Chocolate bar and ice cream wrappers containing latex can trigger potentially fatal allergic reactions in sensitive people but there is no law for it to be listed on labels, experts have warned.

A study commissioned by the Food Standards Agency found that one-third of packaging tested was contaminated with latex, which in some cases transferred to the food.

In one make of chocolate biscuit, the amount was 20 times the minimum necessary to produce a reaction. High levels were also found in an ice cream.

Professor Barry Kay, an allergy expert at the Royal Brompton Hospital in London, said: "Latex can give contact hypersensitivity ... and so these individuals should avoid touching contaminated packages. There should be legislation on latex used in food packaging."

Graham Lowe, an expert adviser to the UK Latex Allergy Support Group said: "For a few people, natural rubber latex is a very potent allergen and for [them] there is no safe level of exposure."

There is no agreement on a safe level of latex, but some experts say a billionth of a gram is enough to cause a reaction in sensitive people.

Natural latex, derived from rubber trees, is used in meat netting, fruit and vegetable stickers, rubber bands and confectionery wrappers.
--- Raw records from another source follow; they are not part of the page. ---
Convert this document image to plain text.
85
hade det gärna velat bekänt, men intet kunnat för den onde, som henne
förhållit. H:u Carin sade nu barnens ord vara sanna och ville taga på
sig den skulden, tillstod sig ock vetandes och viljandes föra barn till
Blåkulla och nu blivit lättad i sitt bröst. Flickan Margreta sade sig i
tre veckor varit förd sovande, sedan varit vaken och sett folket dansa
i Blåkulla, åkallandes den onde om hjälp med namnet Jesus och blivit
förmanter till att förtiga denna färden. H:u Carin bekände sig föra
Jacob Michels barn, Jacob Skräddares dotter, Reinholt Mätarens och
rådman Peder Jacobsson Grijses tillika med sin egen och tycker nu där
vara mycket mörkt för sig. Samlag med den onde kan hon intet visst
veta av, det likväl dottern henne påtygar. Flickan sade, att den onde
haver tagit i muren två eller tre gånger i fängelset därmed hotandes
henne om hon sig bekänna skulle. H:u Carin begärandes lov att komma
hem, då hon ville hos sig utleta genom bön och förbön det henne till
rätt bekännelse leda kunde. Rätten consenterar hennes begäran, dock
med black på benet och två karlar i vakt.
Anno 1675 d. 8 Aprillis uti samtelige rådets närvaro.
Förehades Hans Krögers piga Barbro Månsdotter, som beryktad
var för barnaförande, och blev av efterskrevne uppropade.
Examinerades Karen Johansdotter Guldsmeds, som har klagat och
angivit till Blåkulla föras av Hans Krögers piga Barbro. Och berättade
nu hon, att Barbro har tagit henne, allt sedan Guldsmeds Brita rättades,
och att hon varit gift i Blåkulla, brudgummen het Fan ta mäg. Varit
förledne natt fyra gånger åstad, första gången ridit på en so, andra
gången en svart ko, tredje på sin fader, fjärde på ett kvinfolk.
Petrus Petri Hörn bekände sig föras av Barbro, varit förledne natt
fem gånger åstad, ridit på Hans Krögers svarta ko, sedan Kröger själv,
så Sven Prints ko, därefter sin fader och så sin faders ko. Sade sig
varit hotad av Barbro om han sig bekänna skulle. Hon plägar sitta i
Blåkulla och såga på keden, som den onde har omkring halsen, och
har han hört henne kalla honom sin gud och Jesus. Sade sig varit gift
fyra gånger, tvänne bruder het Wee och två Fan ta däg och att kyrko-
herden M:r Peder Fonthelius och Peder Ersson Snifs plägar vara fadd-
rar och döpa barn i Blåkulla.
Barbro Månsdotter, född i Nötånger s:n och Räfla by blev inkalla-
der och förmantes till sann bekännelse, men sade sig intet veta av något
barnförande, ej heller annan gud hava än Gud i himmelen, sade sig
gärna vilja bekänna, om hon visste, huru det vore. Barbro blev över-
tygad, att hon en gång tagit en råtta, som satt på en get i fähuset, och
Mr Lowe said the transfer of latex proteins to food could account for otherwise inexplicable reactions in some people.

There have been two recent reports of people reacting to latex in chocolate bars, according to Chemistry & Industry magazine. In one case, a woman developed a rash around her mouth.

Proteins in the latex which migrate from the packaging to the food are destroyed by heat. But there is a problem with "cold sealing", the technique used to wrap products such as chocolate and ice cream.

The Food Standards Agency said it was too early to draw a firm conclusion, but advised people not to alter their eating habits.